The Finance Bill 2024 was passed in the Lok Sabha on Wednesday (August 7, 2024) with an amendment relaxing the recently introduced new capital gains tax on real estate. It allows tax payers an option to switch to a new lower tax rate or stick to the old regime that had higher rate with indexation benefit.
The amendment comes after a proposal to remove indexation benefit in calculation of long-term capital gains on sale of immovable properties in the Budget 2024-25 had evoked criticism from various corners, including Opposition parties and tax professionals. The Budget had proposed a lower 12.5% rate of LTCG tax, down from 20%, while doing away with the indexation benefit.
With this amendment, individuals or Hindu Undivided Families (HUFs) who bought houses before July 23, 2024, can opt to pay LTCG tax under the new scheme at the rate of 12.5% without indexation or claim the indexation benefit and pay 20% tax.
The Finance Bill 2024 was passed by a voice vote in the Lok Sabha with a total of 45 official amendments.
Replying to the debate before the passage of the Bill, Finance Minister Nirmala Sitharaman, rejected criticism from Opposition parties that the middle class was heavily taxed. She said that the Budget proposals were aimed at promoting investment and benefiting the middle class.
She said that the Narendra Modi government had brought in a simplified taxation regime and eased compliance without drastically increasing taxes.
Among the various measures taken to help the middle class, Ms. Sitharaman mentioned the reduction in customs duty on various goods that would promote trade and investment and generate employment. She also referred to the hike in tax exemption limit on long-term capital gains in listed equities and bonds to ₹1.25 lakh from ₹1 lakh, a move that she said would benefit those investing in the stock market.
The Finance Minister said that simplification of the tax regime was the primary objective of the Modi government , highlighting that 72% of those who had paid income tax had opted for the new regime while filing returns this year.
“We have made transformational changes in tax governance.
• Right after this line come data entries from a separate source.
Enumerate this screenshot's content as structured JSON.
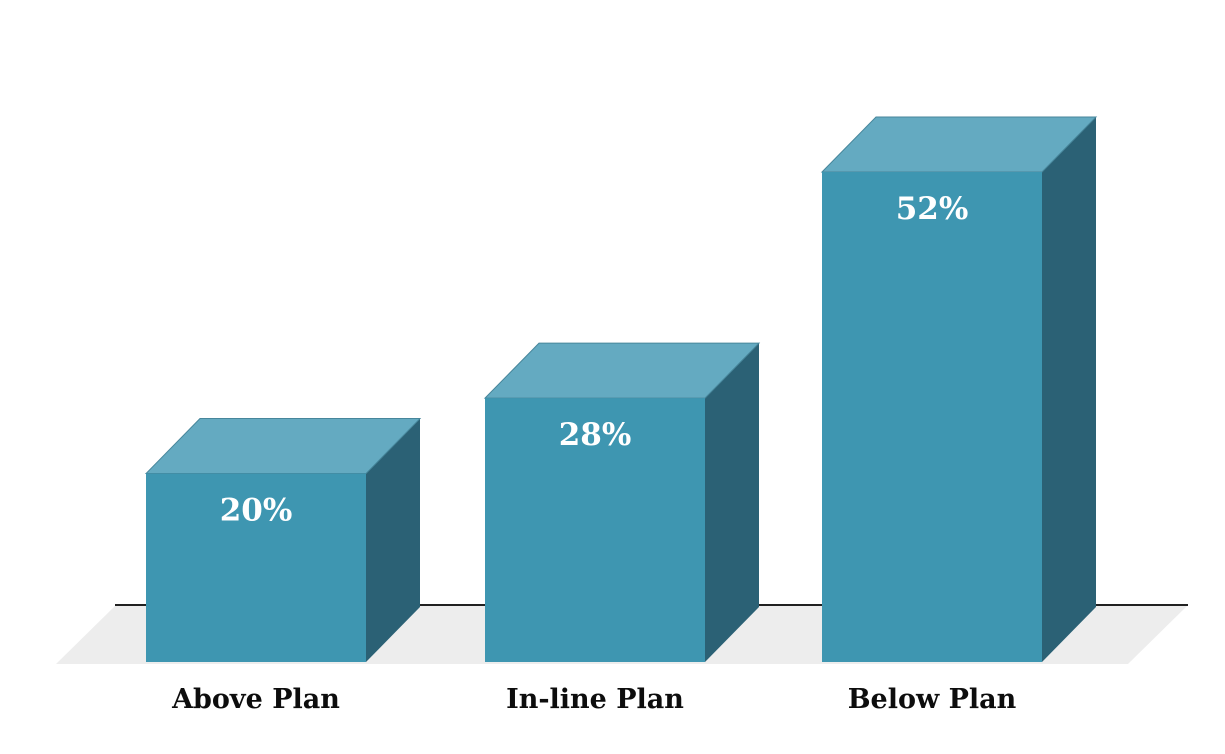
{
  "page": {
    "background": "#FFFFFF"
  },
  "chart_data": {
    "type": "bar",
    "style": "3d-oblique-column",
    "title": "",
    "xlabel": "",
    "ylabel": "",
    "legend": "none",
    "grid": false,
    "axes_visible": "baseline-only",
    "categories": [
      "Above Plan",
      "In-line Plan",
      "Below Plan"
    ],
    "values": [
      20,
      28,
      52
    ],
    "value_labels": [
      "20%",
      "28%",
      "52%"
    ],
    "value_unit": "%",
    "colors": {
      "bar_front": "#3E96B1",
      "bar_top": "#64AAC1",
      "bar_side": "#2B6175",
      "bar_top_edge": "#47869B",
      "floor": "#EDEDED",
      "baseline": "#212121",
      "value_label_text": "#FFFFFF",
      "category_label_text": "#0D0D0D",
      "background": "#FFFFFF"
    }
  }
}
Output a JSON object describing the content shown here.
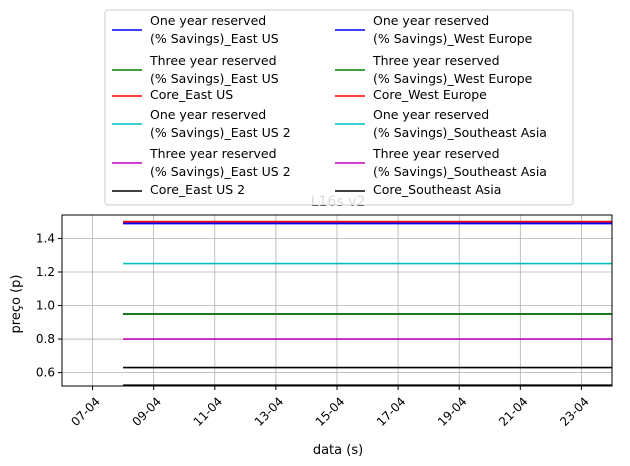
{
  "chart_data": {
    "type": "line",
    "title": "L16s v2",
    "xlabel": "data (s)",
    "ylabel": "preço (p)",
    "xlim": [
      "2023-04-06",
      "2023-04-24"
    ],
    "ylim": [
      0.52,
      1.54
    ],
    "x": [
      "2023-04-08",
      "2023-04-24"
    ],
    "x_ticks": [
      "07-04",
      "09-04",
      "11-04",
      "13-04",
      "15-04",
      "17-04",
      "19-04",
      "21-04",
      "23-04"
    ],
    "x_tick_dates": [
      "2023-04-07",
      "2023-04-09",
      "2023-04-11",
      "2023-04-13",
      "2023-04-15",
      "2023-04-17",
      "2023-04-19",
      "2023-04-21",
      "2023-04-23"
    ],
    "y_ticks": [
      "0.6",
      "0.8",
      "1.0",
      "1.2",
      "1.4"
    ],
    "y_tick_values": [
      0.6,
      0.8,
      1.0,
      1.2,
      1.4
    ],
    "grid": true,
    "legend_placement": "top-center",
    "series": [
      {
        "name": "One year reserved\n(% Savings)_East US",
        "color": "#0000ff",
        "values": [
          1.49,
          1.49
        ]
      },
      {
        "name": "Three year reserved\n(% Savings)_East US",
        "color": "#008000",
        "values": [
          0.95,
          0.95
        ]
      },
      {
        "name": "Core_East US",
        "color": "#ff0000",
        "values": [
          1.5,
          1.5
        ]
      },
      {
        "name": "One year reserved\n(% Savings)_East US 2",
        "color": "#00bfbf",
        "values": [
          1.5,
          1.5
        ]
      },
      {
        "name": "Three year reserved\n(% Savings)_East US 2",
        "color": "#bf00bf",
        "values": [
          0.95,
          0.95
        ]
      },
      {
        "name": "Core_East US 2",
        "color": "#000000",
        "values": [
          0.63,
          0.63
        ]
      },
      {
        "name": "One year reserved\n(% Savings)_West Europe",
        "color": "#0000ff",
        "values": [
          1.49,
          1.49
        ]
      },
      {
        "name": "Three year reserved\n(% Savings)_West Europe",
        "color": "#008000",
        "values": [
          0.95,
          0.95
        ]
      },
      {
        "name": "Core_West Europe",
        "color": "#ff0000",
        "values": [
          1.5,
          1.5
        ]
      },
      {
        "name": "One year reserved\n(% Savings)_Southeast Asia",
        "color": "#00bfbf",
        "values": [
          1.25,
          1.25
        ]
      },
      {
        "name": "Three year reserved\n(% Savings)_Southeast Asia",
        "color": "#bf00bf",
        "values": [
          0.8,
          0.8
        ]
      },
      {
        "name": "Core_Southeast Asia",
        "color": "#000000",
        "values": [
          0.525,
          0.525
        ]
      }
    ]
  }
}
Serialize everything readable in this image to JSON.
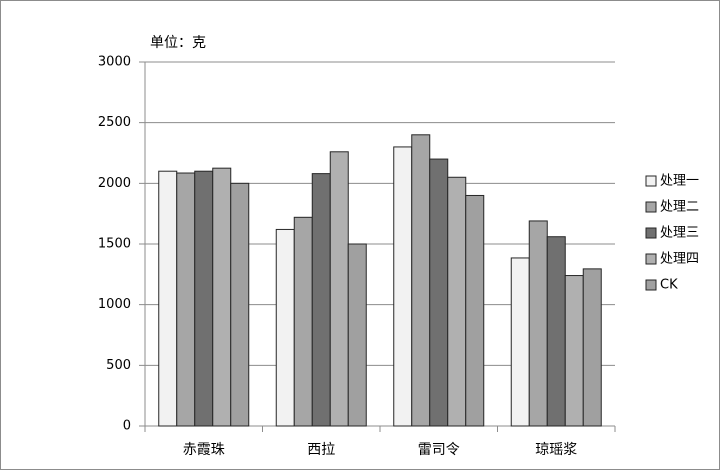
{
  "chart_data": {
    "type": "bar",
    "y_label": "单位：克",
    "categories": [
      "赤霞珠",
      "西拉",
      "雷司令",
      "琼瑶浆"
    ],
    "series": [
      {
        "name": "处理一",
        "color": "#f2f2f2",
        "values": [
          2100,
          1620,
          2300,
          1385
        ]
      },
      {
        "name": "处理二",
        "color": "#a6a6a6",
        "values": [
          2085,
          1720,
          2400,
          1690
        ]
      },
      {
        "name": "处理三",
        "color": "#707070",
        "values": [
          2100,
          2080,
          2200,
          1560
        ]
      },
      {
        "name": "处理四",
        "color": "#b0b0b0",
        "values": [
          2125,
          2260,
          2050,
          1240
        ]
      },
      {
        "name": "CK",
        "color": "#a0a0a0",
        "values": [
          2000,
          1500,
          1900,
          1295
        ]
      }
    ],
    "ylim": [
      0,
      3000
    ],
    "yticks": [
      0,
      500,
      1000,
      1500,
      2000,
      2500,
      3000
    ],
    "grid": true,
    "legend": "right"
  }
}
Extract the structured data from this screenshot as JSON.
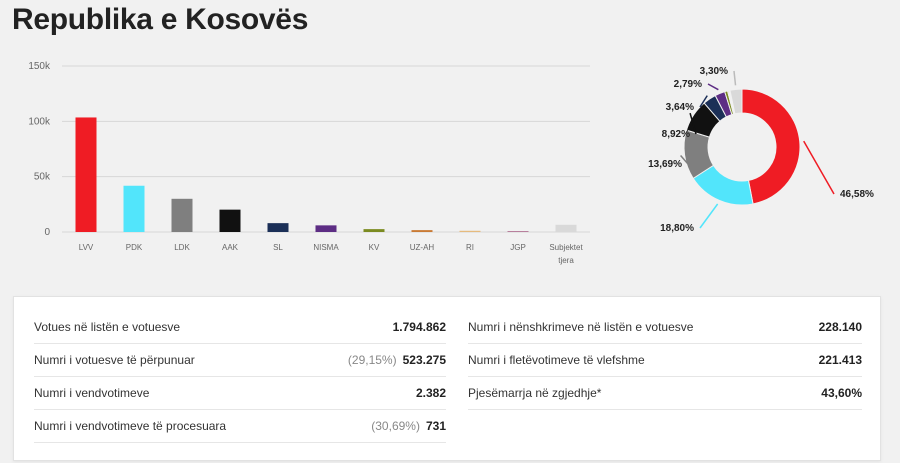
{
  "header": {
    "title": "Republika e Kosovës"
  },
  "chart_data": [
    {
      "type": "bar",
      "categories": [
        "LVV",
        "PDK",
        "LDK",
        "AAK",
        "SL",
        "NISMA",
        "KV",
        "UZ-AH",
        "RI",
        "JGP",
        "Subjektet tjera"
      ],
      "values": [
        103500,
        41800,
        30000,
        20200,
        8000,
        6000,
        2600,
        1700,
        1100,
        900,
        6500
      ],
      "colors": [
        "#ef1c24",
        "#52e5fb",
        "#7f7f7f",
        "#111111",
        "#1b2f57",
        "#5d2d84",
        "#7b8b21",
        "#c97a34",
        "#e6bb7e",
        "#b8809d",
        "#d9d9d9"
      ],
      "y_ticks": [
        "0",
        "50k",
        "100k",
        "150k"
      ],
      "y_tick_values": [
        0,
        50000,
        100000,
        150000
      ],
      "ylim": [
        0,
        150000
      ],
      "grid": "horizontal"
    },
    {
      "type": "pie",
      "variant": "donut",
      "slices": [
        {
          "value": 46.58,
          "label": "46,58%",
          "color": "#ef1c24"
        },
        {
          "value": 18.8,
          "label": "18,80%",
          "color": "#52e5fb"
        },
        {
          "value": 13.69,
          "label": "13,69%",
          "color": "#7f7f7f"
        },
        {
          "value": 8.92,
          "label": "8,92%",
          "color": "#111111"
        },
        {
          "value": 3.64,
          "label": "3,64%",
          "color": "#1b2f57"
        },
        {
          "value": 2.79,
          "label": "2,79%",
          "color": "#5d2d84"
        },
        {
          "value": 0.8,
          "label": "",
          "color": "#7b8b21"
        },
        {
          "value": 0.3,
          "label": "",
          "color": "#c97a34"
        },
        {
          "value": 0.2,
          "label": "",
          "color": "#e6bb7e"
        },
        {
          "value": 0.18,
          "label": "",
          "color": "#b8809d"
        },
        {
          "value": 3.3,
          "label": "3,30%",
          "color": "#d9d9d9"
        }
      ]
    }
  ],
  "stats": {
    "left": [
      {
        "label": "Votues në listën e votuesve",
        "pct": "",
        "value": "1.794.862"
      },
      {
        "label": "Numri i votuesve të përpunuar",
        "pct": "(29,15%)",
        "value": "523.275"
      },
      {
        "label": "Numri i vendvotimeve",
        "pct": "",
        "value": "2.382"
      },
      {
        "label": "Numri i vendvotimeve të procesuara",
        "pct": "(30,69%)",
        "value": "731"
      }
    ],
    "right": [
      {
        "label": "Numri i nënshkrimeve në listën e votuesve",
        "value": "228.140"
      },
      {
        "label": "Numri i fletëvotimeve të vlefshme",
        "value": "221.413"
      },
      {
        "label": "Pjesëmarrja në zgjedhje*",
        "value": "43,60%"
      }
    ]
  }
}
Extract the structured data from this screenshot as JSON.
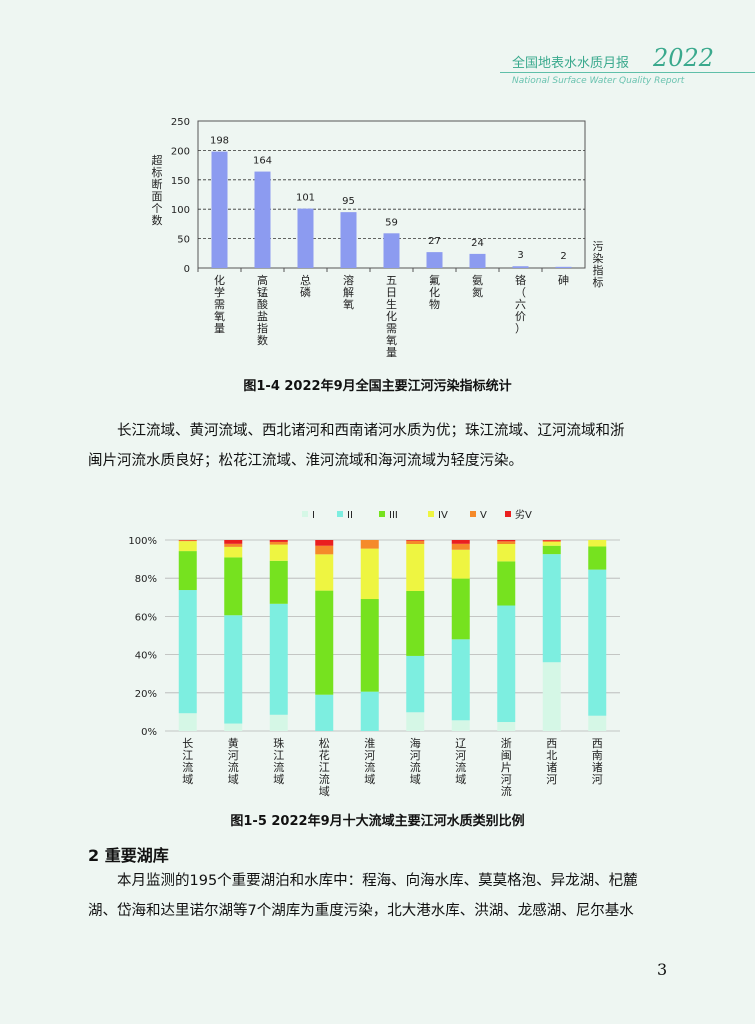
{
  "header": {
    "title": "全国地表水水质月报",
    "year": "2022",
    "subtitle": "National Surface Water Quality Report"
  },
  "chart_data": [
    {
      "type": "bar",
      "categories": [
        "化学需氧量",
        "高锰酸盐指数",
        "总磷",
        "溶解氧",
        "五日生化需氧量",
        "氟化物",
        "氨氮",
        "铬（六价）",
        "砷"
      ],
      "values": [
        198,
        164,
        101,
        95,
        59,
        27,
        24,
        3,
        2
      ],
      "ylabel": "超标断面个数",
      "xlabel": "污染指标",
      "ylim": [
        0,
        250
      ],
      "yticks": [
        "0",
        "50",
        "100",
        "150",
        "200",
        "250"
      ],
      "grid": true,
      "color": "#8c9bf0"
    },
    {
      "type": "bar",
      "stacked": true,
      "percent": true,
      "categories": [
        "长江流域",
        "黄河流域",
        "珠江流域",
        "松花江流域",
        "淮河流域",
        "海河流域",
        "辽河流域",
        "浙闽片河流",
        "西北诸河",
        "西南诸河"
      ],
      "yticks": [
        "0%",
        "20%",
        "40%",
        "60%",
        "80%",
        "100%"
      ],
      "legend_position": "top",
      "series": [
        {
          "name": "I",
          "color": "#d5f7e6",
          "values": [
            9.3,
            3.9,
            8.5,
            0,
            0,
            9.8,
            5.6,
            4.7,
            36.0,
            8.0
          ]
        },
        {
          "name": "II",
          "color": "#7deee0",
          "values": [
            64.5,
            56.7,
            58.1,
            19.0,
            20.6,
            29.5,
            42.4,
            61.0,
            56.6,
            76.5
          ]
        },
        {
          "name": "III",
          "color": "#76e21f",
          "values": [
            20.4,
            30.3,
            22.5,
            54.5,
            48.5,
            34.0,
            31.8,
            23.1,
            4.4,
            12.1
          ]
        },
        {
          "name": "IV",
          "color": "#eef541",
          "values": [
            5.2,
            5.5,
            8.5,
            19.0,
            26.4,
            24.6,
            15.1,
            9.1,
            2.0,
            3.4
          ]
        },
        {
          "name": "V",
          "color": "#f58a2a",
          "values": [
            0.4,
            1.6,
            1.4,
            4.5,
            4.5,
            1.7,
            3.1,
            1.4,
            0.6,
            0
          ]
        },
        {
          "name": "劣V",
          "color": "#ea1f1f",
          "values": [
            0.2,
            2.0,
            1.0,
            3.0,
            0,
            0.4,
            2.0,
            0.7,
            0.4,
            0
          ]
        }
      ]
    }
  ],
  "captions": {
    "fig1": "图1-4  2022年9月全国主要江河污染指标统计",
    "fig2": "图1-5  2022年9月十大流域主要江河水质类别比例"
  },
  "paragraphs": {
    "p1_line1": "长江流域、黄河流域、西北诸河和西南诸河水质为优；珠江流域、辽河流域和浙",
    "p1_line2": "闽片河流水质良好；松花江流域、淮河流域和海河流域为轻度污染。",
    "section_heading": "2 重要湖库",
    "p2_line1": "本月监测的195个重要湖泊和水库中：程海、向海水库、莫莫格泡、异龙湖、杞麓",
    "p2_line2": "湖、岱海和达里诺尔湖等7个湖库为重度污染，北大港水库、洪湖、龙感湖、尼尔基水"
  },
  "page_number": "3"
}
In 2023, the tax slabs were significantly reduced. Again, this has been done this year,” Ms. Sitharaman said, adding that the standard deduction for the salaried class had been increased.
On the Opposition’s demand for removal of Goods and Services Tax on health and life insurance premiums, the Union Minister said that 75% of the GST collected goes to States.
“Prior to levying 18% GST on health insurance [premium], all States used to levy tax on insurance premiums. So when GST was rolled out, the tax automatically got subsumed into GST,” she said.
Opposition MPs staged a walkout after a furore over the government not taking up an amendment in the Finance Bill to withdraw the 18% GST levy on medical and life insurance premiums. The amendment had been moved by N.K. Premachandran of the Revolutionary Socialist Party.
The Finance Minister said any amendment in GST had to be approved by the GST Council.